Politics, My Lost Love


I used to be really into politics. Really, really into politics. I spent a good portion of every day reading blogs from every side of the political spectrum and got pretty incensed at what I viewed as political offenses. Now, to be frank, I just don’t give a shit anymore. I don’t know when exactly I stopped caring. Sometime around the nomination of Sarah Palin for Vice President, of, like, our entire freaking country. A country about which she knew very little. Now that her family has descended into white trash spectacle, I can’t help but be thankful that the McCain ticket failed.

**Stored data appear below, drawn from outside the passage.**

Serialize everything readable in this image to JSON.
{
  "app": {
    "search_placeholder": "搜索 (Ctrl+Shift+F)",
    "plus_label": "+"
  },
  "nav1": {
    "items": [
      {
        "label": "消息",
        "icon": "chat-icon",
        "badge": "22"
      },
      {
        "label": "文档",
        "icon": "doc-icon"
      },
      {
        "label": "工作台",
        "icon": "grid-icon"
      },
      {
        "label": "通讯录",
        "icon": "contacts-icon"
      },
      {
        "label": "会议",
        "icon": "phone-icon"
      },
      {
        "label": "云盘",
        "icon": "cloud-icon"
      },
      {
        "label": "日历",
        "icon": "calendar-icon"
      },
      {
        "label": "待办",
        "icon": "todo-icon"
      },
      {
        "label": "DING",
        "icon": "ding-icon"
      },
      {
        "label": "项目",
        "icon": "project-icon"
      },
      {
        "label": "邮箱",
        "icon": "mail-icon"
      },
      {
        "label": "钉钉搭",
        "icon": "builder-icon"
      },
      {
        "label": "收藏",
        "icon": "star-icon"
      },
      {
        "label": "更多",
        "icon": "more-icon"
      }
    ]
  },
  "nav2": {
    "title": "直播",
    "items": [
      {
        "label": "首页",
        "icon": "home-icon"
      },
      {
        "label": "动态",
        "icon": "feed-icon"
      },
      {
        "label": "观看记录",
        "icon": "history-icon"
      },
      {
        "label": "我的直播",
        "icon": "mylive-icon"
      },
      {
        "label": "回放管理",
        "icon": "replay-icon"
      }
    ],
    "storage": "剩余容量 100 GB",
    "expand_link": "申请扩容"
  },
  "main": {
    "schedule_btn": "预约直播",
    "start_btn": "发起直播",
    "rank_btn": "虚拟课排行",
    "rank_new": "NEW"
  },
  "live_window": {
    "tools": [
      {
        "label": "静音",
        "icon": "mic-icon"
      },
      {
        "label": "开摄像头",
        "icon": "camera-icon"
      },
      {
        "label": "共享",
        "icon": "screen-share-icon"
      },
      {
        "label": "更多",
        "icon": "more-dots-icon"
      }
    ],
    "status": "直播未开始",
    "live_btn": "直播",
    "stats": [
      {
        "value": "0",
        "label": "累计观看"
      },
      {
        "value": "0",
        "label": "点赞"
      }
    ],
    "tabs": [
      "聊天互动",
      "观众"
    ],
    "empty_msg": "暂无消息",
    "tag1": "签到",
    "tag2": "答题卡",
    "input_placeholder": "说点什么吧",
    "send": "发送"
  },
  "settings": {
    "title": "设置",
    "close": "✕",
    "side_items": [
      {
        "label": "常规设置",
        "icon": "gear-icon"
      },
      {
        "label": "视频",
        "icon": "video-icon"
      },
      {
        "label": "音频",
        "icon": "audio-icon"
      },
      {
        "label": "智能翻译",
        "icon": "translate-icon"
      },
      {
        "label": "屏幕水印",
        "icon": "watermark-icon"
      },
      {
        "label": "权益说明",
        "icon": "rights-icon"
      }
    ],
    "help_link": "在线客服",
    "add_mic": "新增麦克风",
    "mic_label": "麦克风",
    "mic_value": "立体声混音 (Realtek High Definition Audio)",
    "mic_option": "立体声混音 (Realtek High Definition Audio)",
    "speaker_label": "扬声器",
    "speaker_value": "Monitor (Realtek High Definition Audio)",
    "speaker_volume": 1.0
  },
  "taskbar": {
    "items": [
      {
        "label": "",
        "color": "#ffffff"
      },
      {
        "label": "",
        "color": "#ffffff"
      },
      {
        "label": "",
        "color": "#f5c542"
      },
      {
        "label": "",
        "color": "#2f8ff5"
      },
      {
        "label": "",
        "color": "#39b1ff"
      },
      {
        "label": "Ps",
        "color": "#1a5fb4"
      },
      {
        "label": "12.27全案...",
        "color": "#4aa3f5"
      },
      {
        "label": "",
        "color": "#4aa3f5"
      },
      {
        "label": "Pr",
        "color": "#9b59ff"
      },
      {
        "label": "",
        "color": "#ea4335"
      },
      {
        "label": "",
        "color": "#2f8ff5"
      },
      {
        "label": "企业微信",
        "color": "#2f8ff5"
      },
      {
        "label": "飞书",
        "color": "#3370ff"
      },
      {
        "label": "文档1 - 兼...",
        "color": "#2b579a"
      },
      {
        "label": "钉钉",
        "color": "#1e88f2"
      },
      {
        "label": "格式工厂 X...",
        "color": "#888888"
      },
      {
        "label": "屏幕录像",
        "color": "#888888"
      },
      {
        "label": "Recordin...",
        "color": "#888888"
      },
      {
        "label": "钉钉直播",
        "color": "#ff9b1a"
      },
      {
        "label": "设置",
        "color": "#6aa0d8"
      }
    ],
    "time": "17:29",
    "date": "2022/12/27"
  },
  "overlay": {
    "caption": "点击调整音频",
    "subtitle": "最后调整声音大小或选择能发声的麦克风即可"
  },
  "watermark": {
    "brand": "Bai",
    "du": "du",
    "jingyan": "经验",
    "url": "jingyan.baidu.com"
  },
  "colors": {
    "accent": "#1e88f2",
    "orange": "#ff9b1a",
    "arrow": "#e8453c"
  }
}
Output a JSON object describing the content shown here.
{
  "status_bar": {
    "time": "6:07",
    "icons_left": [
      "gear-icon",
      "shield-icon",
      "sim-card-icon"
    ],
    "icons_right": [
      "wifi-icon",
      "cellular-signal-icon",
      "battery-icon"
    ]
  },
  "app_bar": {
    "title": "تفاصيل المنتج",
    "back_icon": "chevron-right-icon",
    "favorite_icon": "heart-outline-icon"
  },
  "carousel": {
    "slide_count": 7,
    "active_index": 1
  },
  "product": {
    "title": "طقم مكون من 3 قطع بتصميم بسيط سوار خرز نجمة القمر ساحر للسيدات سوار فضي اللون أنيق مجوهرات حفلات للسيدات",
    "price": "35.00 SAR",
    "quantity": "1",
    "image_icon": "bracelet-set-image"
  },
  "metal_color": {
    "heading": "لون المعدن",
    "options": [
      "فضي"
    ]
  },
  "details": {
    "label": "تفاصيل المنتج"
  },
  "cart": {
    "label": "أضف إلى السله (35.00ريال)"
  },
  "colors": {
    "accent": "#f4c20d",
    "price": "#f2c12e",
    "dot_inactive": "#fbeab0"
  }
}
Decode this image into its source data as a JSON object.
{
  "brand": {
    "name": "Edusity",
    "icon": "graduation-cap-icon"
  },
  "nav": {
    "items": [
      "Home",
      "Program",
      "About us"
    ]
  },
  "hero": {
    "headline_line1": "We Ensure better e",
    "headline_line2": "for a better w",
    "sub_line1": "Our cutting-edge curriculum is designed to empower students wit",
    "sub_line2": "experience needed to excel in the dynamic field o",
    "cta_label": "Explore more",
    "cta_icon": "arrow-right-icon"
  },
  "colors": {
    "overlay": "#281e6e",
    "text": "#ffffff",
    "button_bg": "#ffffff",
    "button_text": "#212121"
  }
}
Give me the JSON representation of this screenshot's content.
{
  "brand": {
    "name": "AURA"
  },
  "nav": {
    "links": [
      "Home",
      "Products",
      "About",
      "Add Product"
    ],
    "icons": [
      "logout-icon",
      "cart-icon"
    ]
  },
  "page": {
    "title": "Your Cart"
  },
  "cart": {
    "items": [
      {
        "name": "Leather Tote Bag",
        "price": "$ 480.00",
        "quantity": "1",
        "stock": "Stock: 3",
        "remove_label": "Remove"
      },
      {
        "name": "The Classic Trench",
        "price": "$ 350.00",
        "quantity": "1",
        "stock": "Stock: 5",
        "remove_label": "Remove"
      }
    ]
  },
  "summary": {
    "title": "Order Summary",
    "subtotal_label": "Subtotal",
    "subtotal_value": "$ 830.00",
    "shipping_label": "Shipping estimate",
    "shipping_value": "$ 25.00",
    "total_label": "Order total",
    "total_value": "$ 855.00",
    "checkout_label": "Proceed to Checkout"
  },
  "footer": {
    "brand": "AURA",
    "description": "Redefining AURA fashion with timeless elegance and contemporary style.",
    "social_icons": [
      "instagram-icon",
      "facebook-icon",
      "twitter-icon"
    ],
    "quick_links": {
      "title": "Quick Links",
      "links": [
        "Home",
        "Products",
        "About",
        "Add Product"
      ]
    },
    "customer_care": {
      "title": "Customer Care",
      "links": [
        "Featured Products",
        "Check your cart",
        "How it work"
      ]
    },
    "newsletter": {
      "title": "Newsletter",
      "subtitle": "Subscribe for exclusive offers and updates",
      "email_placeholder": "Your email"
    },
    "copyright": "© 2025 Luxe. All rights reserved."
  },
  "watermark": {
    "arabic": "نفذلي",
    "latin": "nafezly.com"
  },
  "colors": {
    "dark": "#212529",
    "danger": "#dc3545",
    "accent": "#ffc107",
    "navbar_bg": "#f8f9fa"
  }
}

You can say what you want about Joe Biden, but it is hard to imagine him posing for a national magazine in short shorts.

I watched a good chunk of the Republican convention last week and have been tuning in dutifully to the Democrats in North Carolina this week, not because of a resurgent interest in politics, but to watch our country’s further march to late Roman pomp and excess. It was all bread and circuses. Mitt Romney is for America. Marco Rubio is for Marco Rubio. Paul Ryan loves Ayn Rand, but insists that we must protect the weak in our society, begging one to ask if he has read Ayn Rand. Clint Eastwood had a ten minute conversation with a chair. It was crazy.

But the craziest thing about it is how little of the blame for America’s current dismal milieu has, for the Republicans, anything to do with anything systemic in America and is all directly attributable to the nefarious (probably Muslim!) brown-skinned fellow occupying the White House. I get not liking some of Obama’s policies. That is a fair political position to hold. But the problem is that for many conservatives he cannot simply be a genuine and decent man with whom they have policy disagreements, he must be the ANTICHRIST. I don’t get that. He seems like a great man to me—good husband, good father, OK basketball player. But that can’t be the narrative for the extremists; he must be the fount of all evil. And I think that is sad. The Democrats are doing their own part in pushing a similar message this week: if we lose this election, they seem to think, the poor will die in a fog of exhaust from the tailpipe of a rich man’s environmentally unfriendly truck as he chortles and drives off to shoot at some innocent animal. (In the Democrats' America it seems as if all the rich and powerful are Republicans and the weary, huddled masses Democrats, but nothing could be further from the truth, you know, in that annoying real world.) 

No one wants to be told that they are part of the problem and the solution might be to change something. They want to hear that is all the other guy’s fault. It reminds me of what the Apostle Paul wrote to his young protégé, Timothy: “For the time is coming when people will not endure sound teaching, but having itching ears they will accumulate for themselves teachers to suit their own passions” (2 Timothy 4:3). Both parties seem to have done precisely this. It is not you, it is them. You are great, you are what makes America great. You just keep on being you, and we’ll try and fix the mess that those other guys created.

That mutual antagonism and resentment, in a nutshell, is why I no longer care much about politics. And why I'll vote this year, but don't think it really matters much (not only due to the solid redness of my state, but due to the fact that nothing much has really changed these past four years), and will do so while holding my nose plugged.

2 comments:

  1. I spent the majority of my life politically apathetic. At some point between school round one and school round 2, while working a menial job, I found politics. I'm not saying politics is only a pursuit for idle minds, but apparently an idle mind was the only thing that could make politics seem worthwhile to me.
    I recently watched HBO's '41' which was about as far into politics as I care to venture these days. It was fluffy, easy to sit through, unlike the 30 second ads plaguing tv.

    ReplyDelete
  2. My opinion stands: political issues bring out the worst in people. Rarely have I seen anyone defy this.
    My political position: Let's move to Canada where everyone is nice. Besides, no one hates Canadians.